On Wednesday in Johannesburg, we launched the “Doing Business in Africa ” campaign at an event hosted by Business Unity South Africa and the Corporate Council on Africa. Among other things, I announced our commitments to train more of our business counselors and to organize Africa Global Business Summits in order to increase the visibility of opportunities in Africa for American entrepreneurs and business owners
Then, on Thursday and Friday, I traveled to Nairobi, Kenya, to meet with heads of state and senior trade ministers from the East African Community (EAC), a regional organization that includes Kenya, Tanzania, Uganda, Rwanda and Burundi. We signed an agreement to launch the Commercial Dialogue between the EAC and the U.S., the first of its kind in Africa. Our goal is to create an environment where American businesses can both invest in the region and sell their products and services to meet the increasing demand from the growing middle class in East Africa.
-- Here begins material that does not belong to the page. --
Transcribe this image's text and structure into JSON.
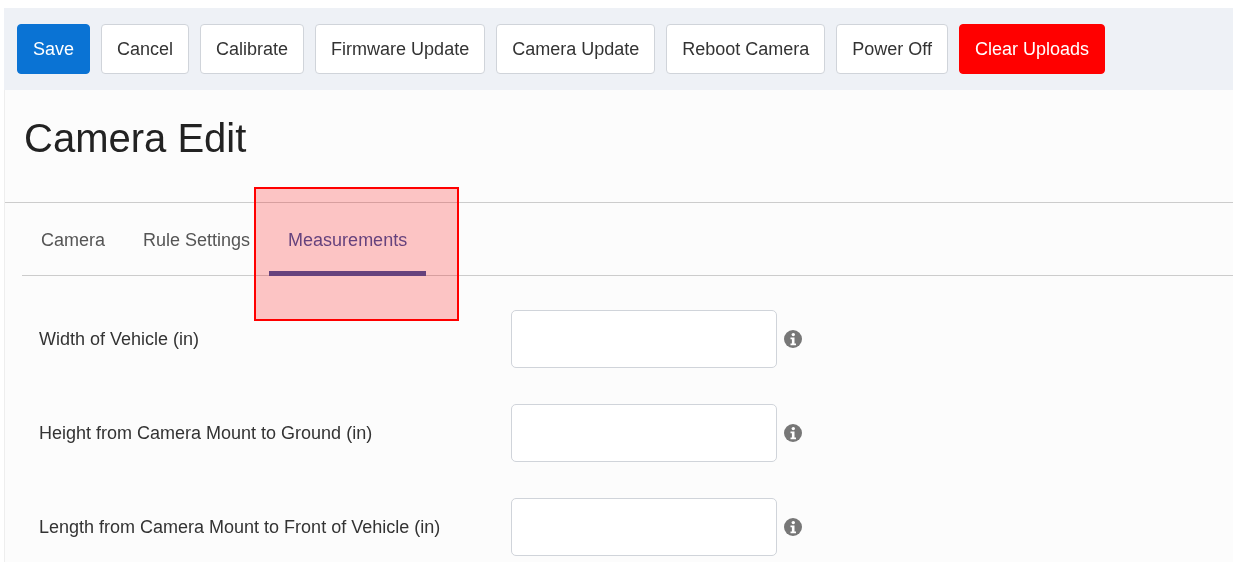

Overall, the mutual economic growth of the U.S. and Africa is dependent on strong and growing person-to-person relationships. That’s why I highlighted the fact that Under Secretary for International Trade Francisco Sánchez was simultaneously leading a delegation of 14 U.S. businesses on a trade mission to South Africa and Zambia. (Read more here about how this is already expanding markets for some American businesses ). Also, I was pleased to hear that–next week–the U.S. Ambassador to Nigeria, Terrence McCulley, will lead a Nigerian business delegation to a number of U.S. cities to see some of our biggest trade shows.
The Obama administration will continue to build bridges with Sub-Saharan Africa as we look to the future. Clearly, people both here in the U.S. and in Sub-Saharan Africa will continue to work with each other, learn from each other, and build on each other’s growing prosperity.